Afectada por las inundaciones, Candelaria asegura que lo que menos que le interesaba eran resguardar sus pocas pertenencias; lo único que pretendía era preservar la salud de su hijo Panchito.

Candelaria creció y vivió toda su vida en Gaviotas Sur, para ella las inundaciones no son nuevas, pero esta fue diferente. Ahora su prioridad era la vida de su hijo Francisco, un niño de 12 años de edad que tiene una Colostomía.

En el 2007 cuando se registró la mega inundación no había na­cido ‘Panchito’, a como ellos le llaman de cariño, de 12 años de edad.

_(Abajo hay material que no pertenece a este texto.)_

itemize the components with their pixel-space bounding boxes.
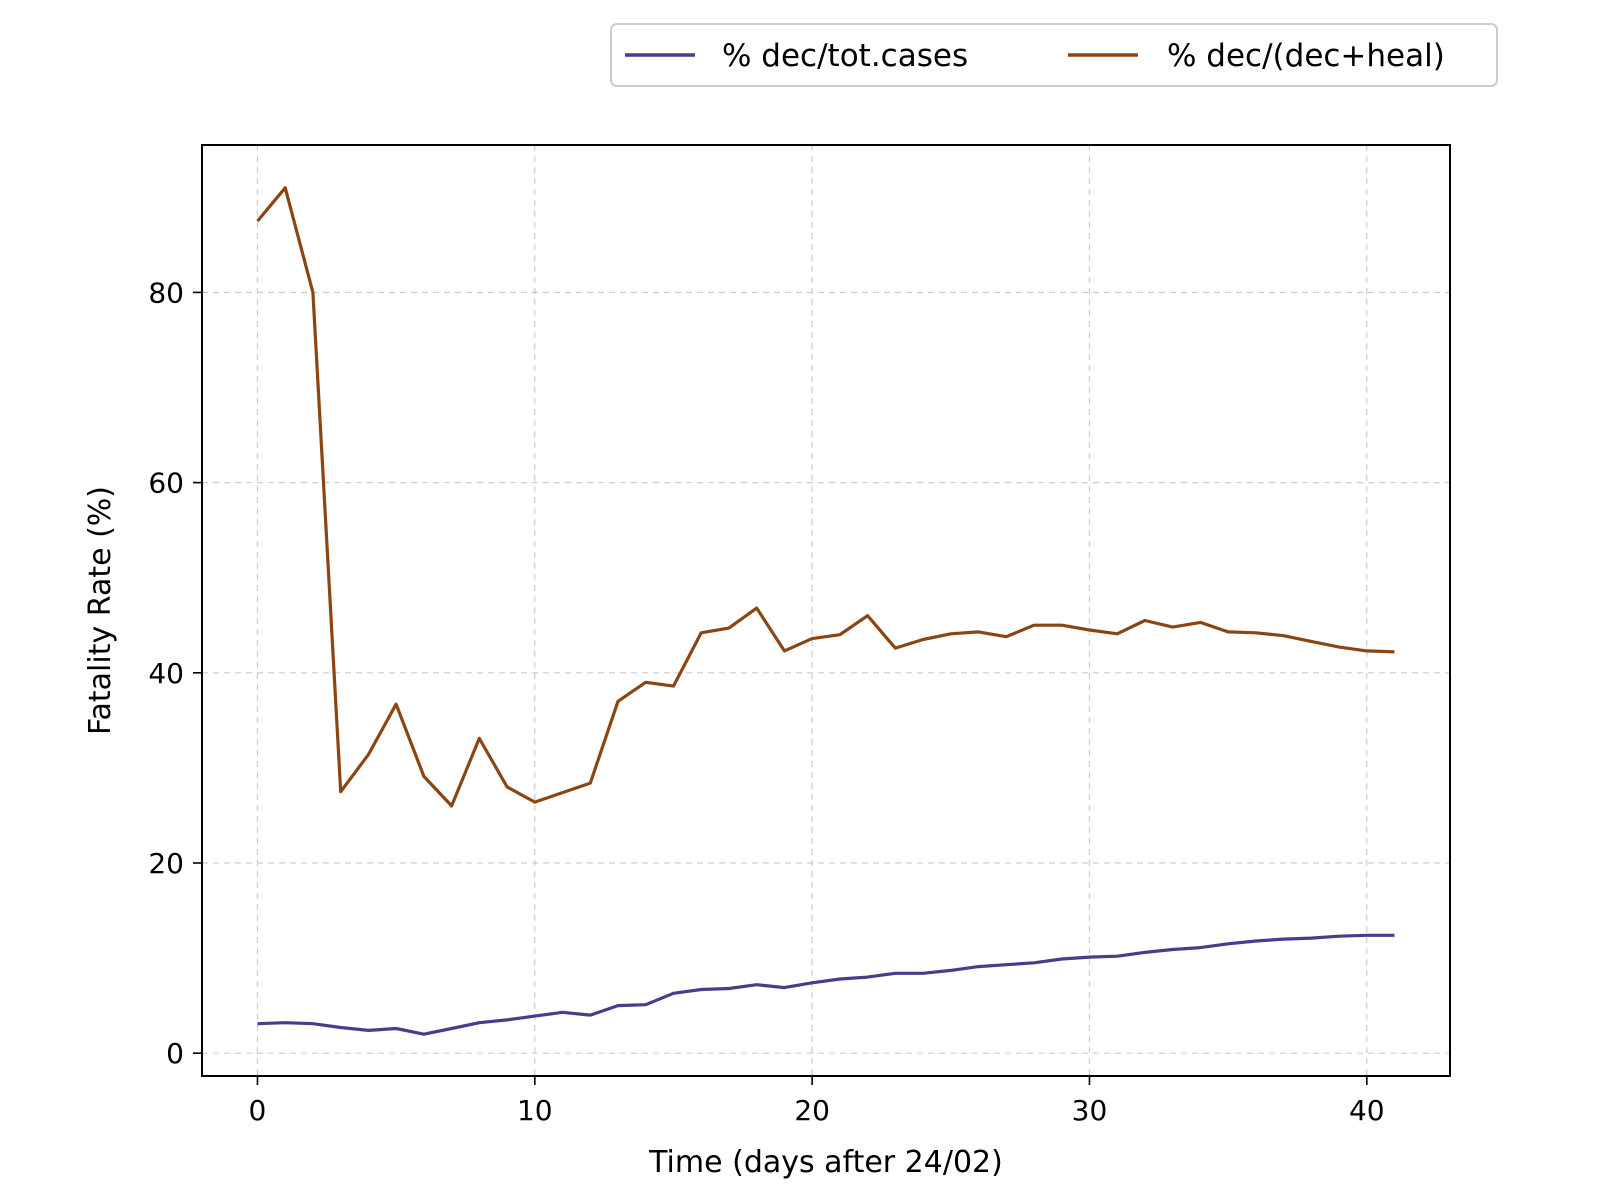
legend-box bbox=[610, 23, 1498, 87]
series-lines bbox=[256, 186, 1395, 1036]
series-line-2 bbox=[256, 186, 1395, 808]
y-tick-label: 20 bbox=[148, 847, 184, 880]
plot-area-frame bbox=[201, 144, 1451, 1077]
legend-label-2: % dec/(dec+heal) bbox=[1167, 38, 1445, 74]
y-axis-label: Fatality Rate (%) bbox=[83, 486, 118, 735]
x-tick-label: 40 bbox=[1349, 1094, 1385, 1127]
legend-label-1: % dec/tot.cases bbox=[722, 38, 968, 74]
y-tick-label: 0 bbox=[166, 1037, 184, 1070]
x-tick-label: 20 bbox=[794, 1094, 830, 1127]
y-tick-label: 80 bbox=[148, 276, 184, 309]
axis-ticks: 0 10 20 30 40 0 20 40 60 80 bbox=[148, 276, 1384, 1127]
y-tick-label: 60 bbox=[148, 467, 184, 500]
x-tick-label: 30 bbox=[1072, 1094, 1108, 1127]
y-tick-label: 40 bbox=[148, 657, 184, 690]
series-line-1 bbox=[257, 933, 1395, 1036]
grid-lines bbox=[202, 145, 1450, 1076]
x-tick-label: 0 bbox=[249, 1094, 267, 1127]
x-tick-label: 10 bbox=[517, 1094, 553, 1127]
x-axis-label: Time (days after 24/02) bbox=[648, 1145, 1003, 1180]
legend: % dec/tot.cases % dec/(dec+heal) bbox=[610, 23, 1498, 87]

El miedo a que el niño en­fermara de Coronavirus hizo que resistieran los embates del río Grijalva en su domicilio.

“La salud de mi hijo es frágil por el problema que tiene de na­cimiento, sus intestinos están de fuera y tenemos que cuidarlo mucho. Me resistí ir a un alber­gue porque me da miedo que el niño se enferme de Coronavirus; él es de alto riesgo, por eso me quedé en mi casa; pensé que el agua no nos iba a llegar”.

Asolada por las inundaciones, Candelaria asegura que lo que menos le interesaba eran res­guardar sus pocas pertenencias, lo único que pretendía era pre­servar la salud del niño.

Recuerda que con el agua arri­ba de las rodillas sacó a su hijo; con la ayuda de otras personas, lo subió a una casa en construcción.

“Colocamos una escalera y su­bimos. Al niño le daba miedo su­bir porque creía que iba a caer al agua. Yo clamaba a Dios, le pedía que me diera fuerzas para resistir a esta calamidad, mi Dios y salva­dor nos protegió”.

Sin camas, sin muebles para hacer el cambio de la bolsa de Co­lostomía de Panchito, Candelaria improvisó una cama con unas ca­jas de refresco donde colocó una pequeña colchoneta para cam­biar la bolsa. Durante 10 días ba­tallaron para conseguir alimen­tos, Candelaria temía bajar de su refugio para ir por comida, pero es una madre decidida y sabía que tenía que salir para alimentarse ella, su esposo que tiene Mal de Parkinson y a su hijo.

Mientras el cielo tabasqueño se caía por la intensa tormenta de los frentes fríos, no lo dudó un momento, así que caminó con el agua hasta el pecho para ir por ví­veres sin importar poner en ries­go la vida misma.

“Una mamá hace todo por un hijo; yo creo en Dios y él me dio la fuerza para resistir y cuidar a mi hijo” comentó.